One cannot help but acknowledge the obvious. Being located between Modesto and Turlock means Ceres is often overlooked. Charlie Wood, the former city planner director who was involved heavily in economic development, enticed Applebee's representatives to come and look over Ceres. Instead, they looked over the shoulder and chose to open a store at 3900 Sisk Road. It was Applebee's entry into Stanislaus County. Applebee's has established stores in Turlock, Merced and Manteca. Ceres, however, still doesn't have an Applebee's. (It seems like if Ceres rooftops are included with Modesto's that Ceres should at least get more of the action.)

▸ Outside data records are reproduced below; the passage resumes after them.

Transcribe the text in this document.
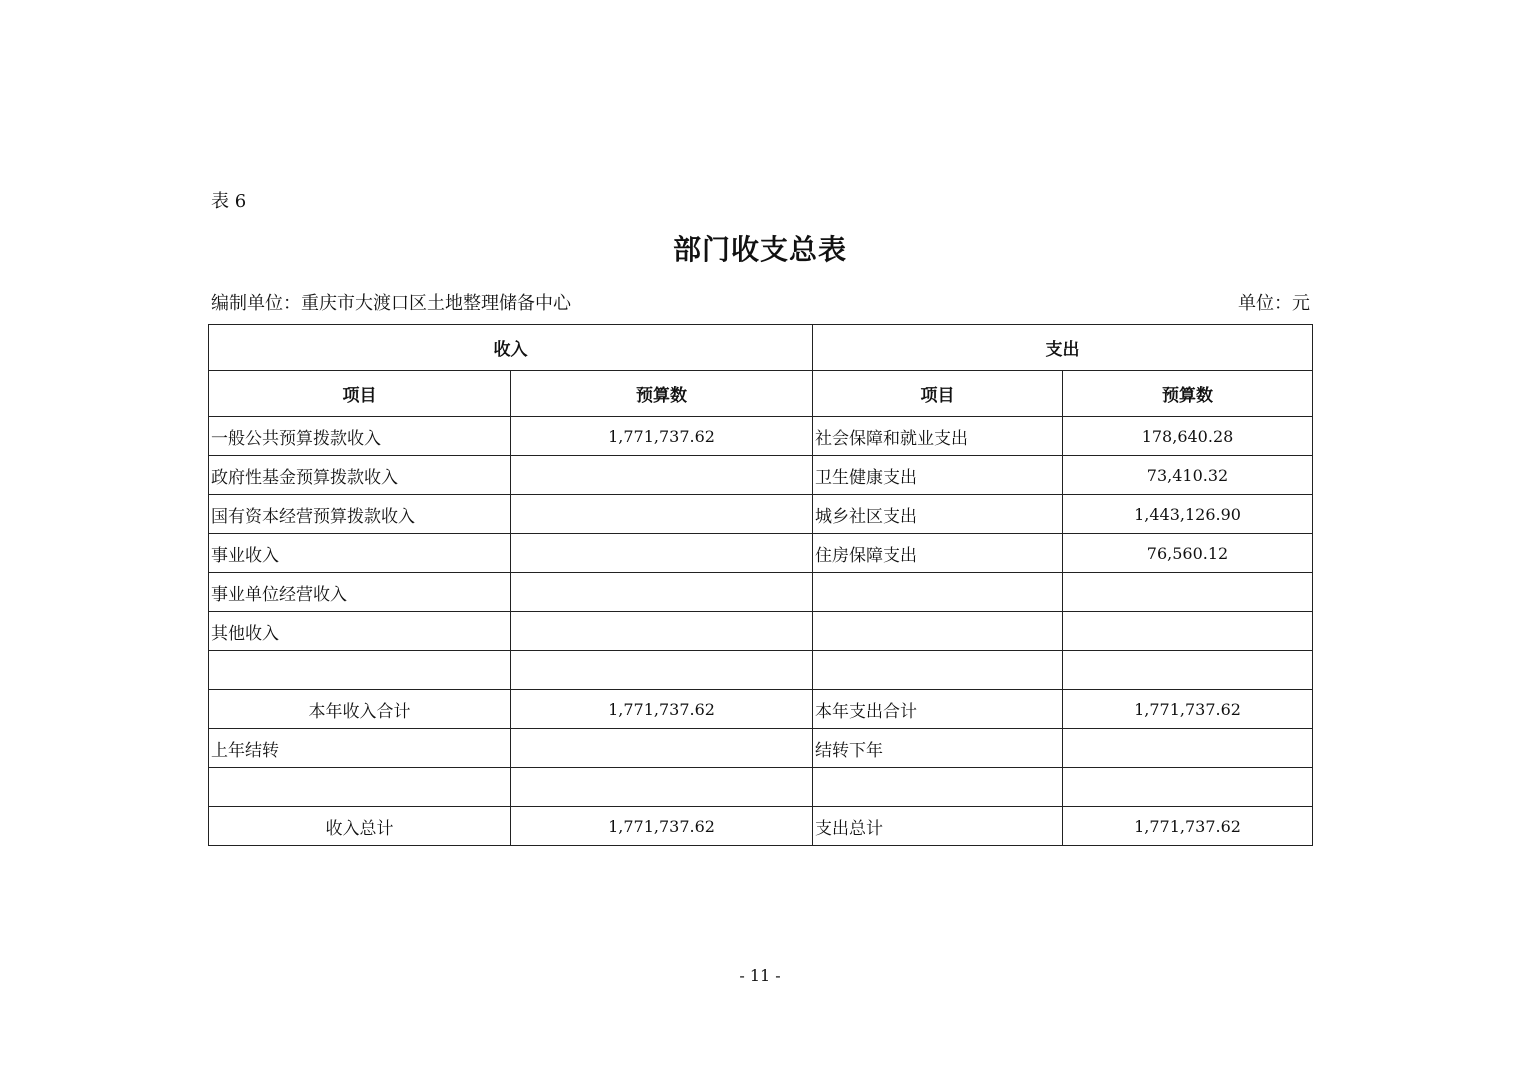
表 6
部门收支总表
编制单位：重庆市大渡口区土地整理储备中心	单位：元
收入		支出	
项目	预算数	项目	预算数
一般公共预算拨款收入	1,771,737.62	社会保障和就业支出	178,640.28
政府性基金预算拨款收入		卫生健康支出	73,410.32
国有资本经营预算拨款收入		城乡社区支出	1,443,126.90
事业收入		住房保障支出	76,560.12
事业单位经营收入			
其他收入			

本年收入合计	1,771,737.62	本年支出合计	1,771,737.62
上年结转		结转下年	

收入总计	1,771,737.62	支出总计	1,771,737.62
- 11 -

When in 2008 city officials tried to get Applebee's - and a laundry list of national chains - to build on the vacant lot now occupied by the new Rite Aid at Mitchell and Fowler, all said no thanks. Greg Smith of Coldwell Banker's commercial division made serious attempts to market the corner to 33 chains including Red Lobster, Elephant Bar, Chili's, TGI Fridays, Olive Garden, Outback Steakhouse, Golden Corral, Peppermill, Coco's Bakery, Shoney's, Sweet River Grill and Tahoe Joe's. Letters and marketing packages also went out to Hungry Hunter, Mimi's Cafe, Marie Callender's, Mike's Roadhouse and Johnny Carino's. There were no takers, he said, probably because of its location. At the time Smith said "I received four thank-yous for the inquiry but we don't meet the right demographics, the location, etc. They prefer to be by the freeway or a major intersection."

Now there's a possibility of Ceres getting an Applebee's - or something of that caliber - if the Mitchell Ranch Shopping Center become a reality because it has the visibility and accessibility from the freeway. But lo, there is a group which objects to the center because of Walmart. The proposed center certainly has freeway visibility that likely will attract new places to eat and shop.

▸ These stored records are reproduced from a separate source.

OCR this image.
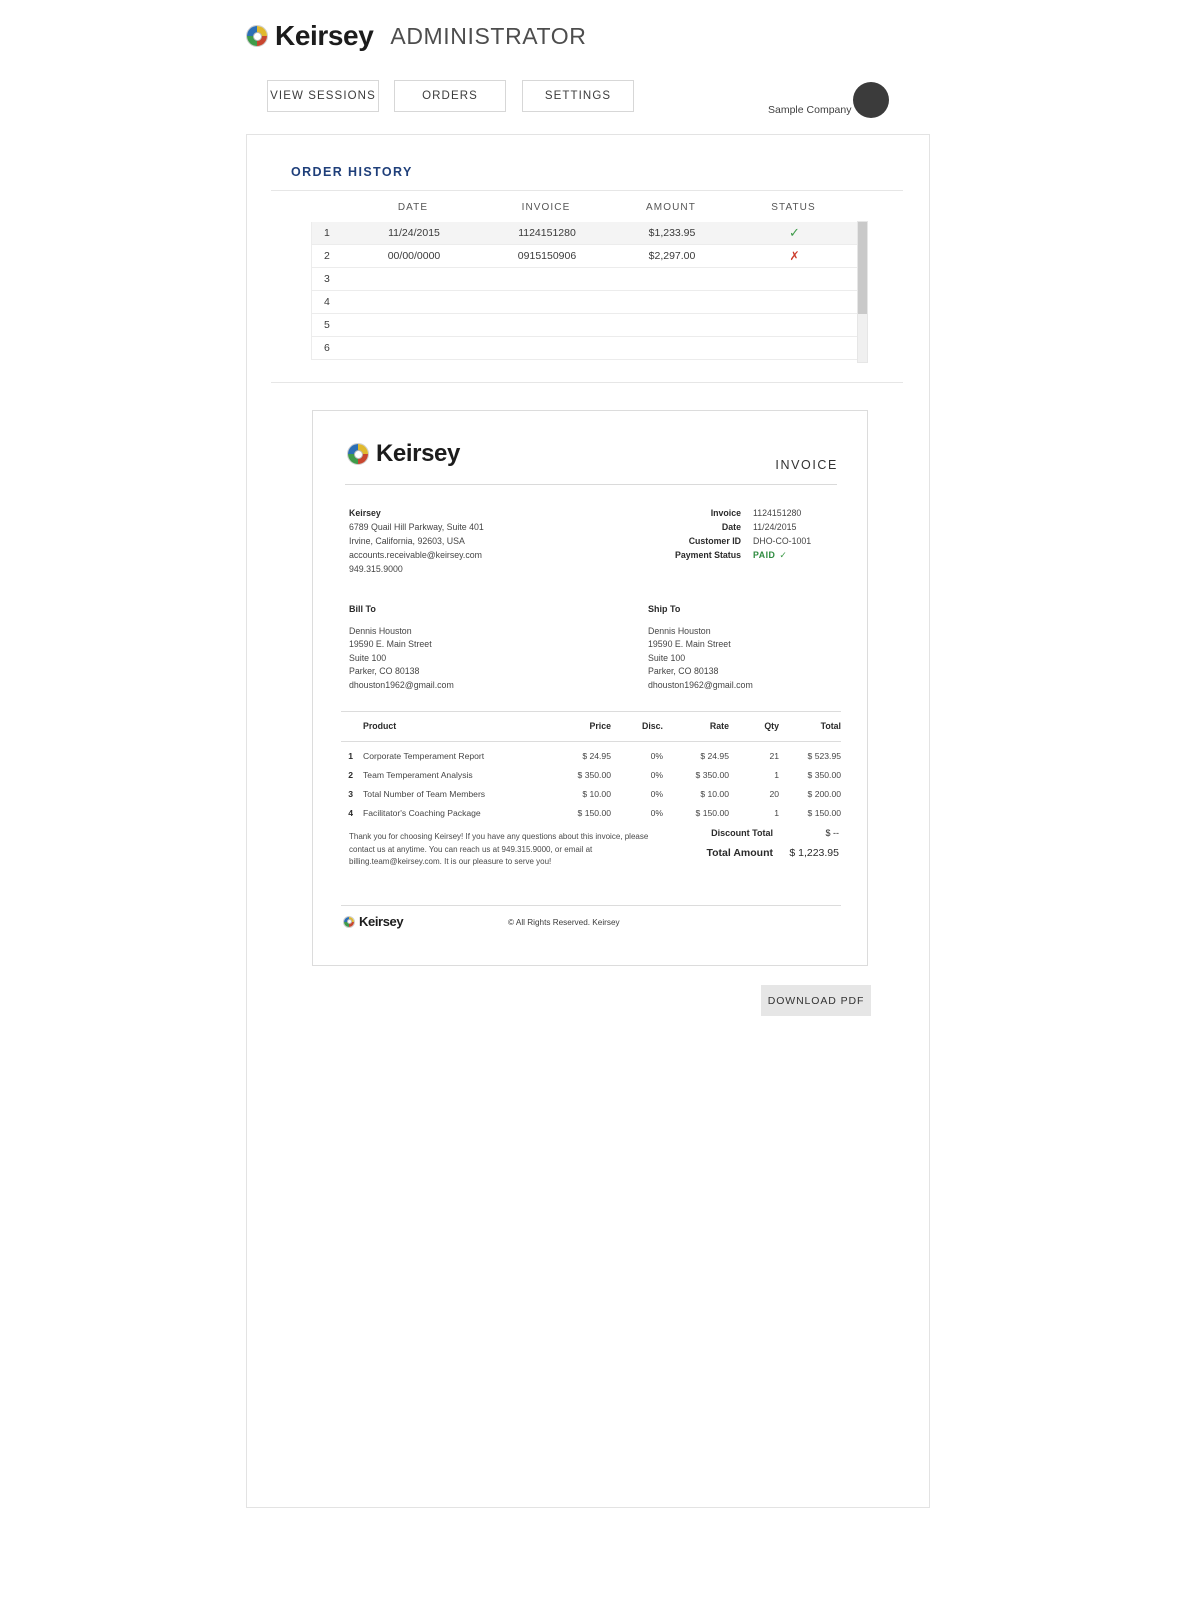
Keirsey ADMINISTRATOR
VIEW SESSIONS	ORDERS	SETTINGS
Sample Company
ORDER HISTORY
DATE	INVOICE	AMOUNT	STATUS
1	11/24/2015	1124151280	$1,233.95	✓
2	00/00/0000	0915150906	$2,297.00	✗
3
4
5
6
Keirsey	INVOICE
Keirsey
6789 Quail Hill Parkway, Suite 401
Irvine, California, 92603, USA
accounts.receivable@keirsey.com
949.315.9000
Invoice 1124151280
Date 11/24/2015
Customer ID DHO-CO-1001
Payment Status PAID ✓
Bill To
Dennis Houston
19590 E. Main Street
Suite 100
Parker, CO 80138
dhouston1962@gmail.com
Ship To
Dennis Houston
19590 E. Main Street
Suite 100
Parker, CO 80138
dhouston1962@gmail.com
Product	Price	Disc.	Rate	Qty	Total
1	Corporate Temperament Report	$ 24.95	0%	$ 24.95	21	$ 523.95
2	Team Temperament Analysis	$ 350.00	0%	$ 350.00	1	$ 350.00
3	Total Number of Team Members	$ 10.00	0%	$ 10.00	20	$ 200.00
4	Facilitator's Coaching Package	$ 150.00	0%	$ 150.00	1	$ 150.00
Thank you for choosing Keirsey! If you have any questions about this invoice, please contact us at anytime. You can reach us at 949.315.9000, or email at billing.team@keirsey.com. It is our pleasure to serve you!
Discount Total	$ --
Total Amount	$ 1,223.95
Keirsey	© All Rights Reserved. Keirsey
DOWNLOAD PDF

And should the Walmart at Hatch and Mitchell be vacated with approval of Mitchell Ranch, let's hope Ceres might be able to get a clothing store, such as a Kohl's, or an entertainment facility. Perhaps a bowling alley or theater.

In this sluggish economy, Ceres has a developer wanting to do something. Opportunity is a'knocking. It would be a shame to not answer the door.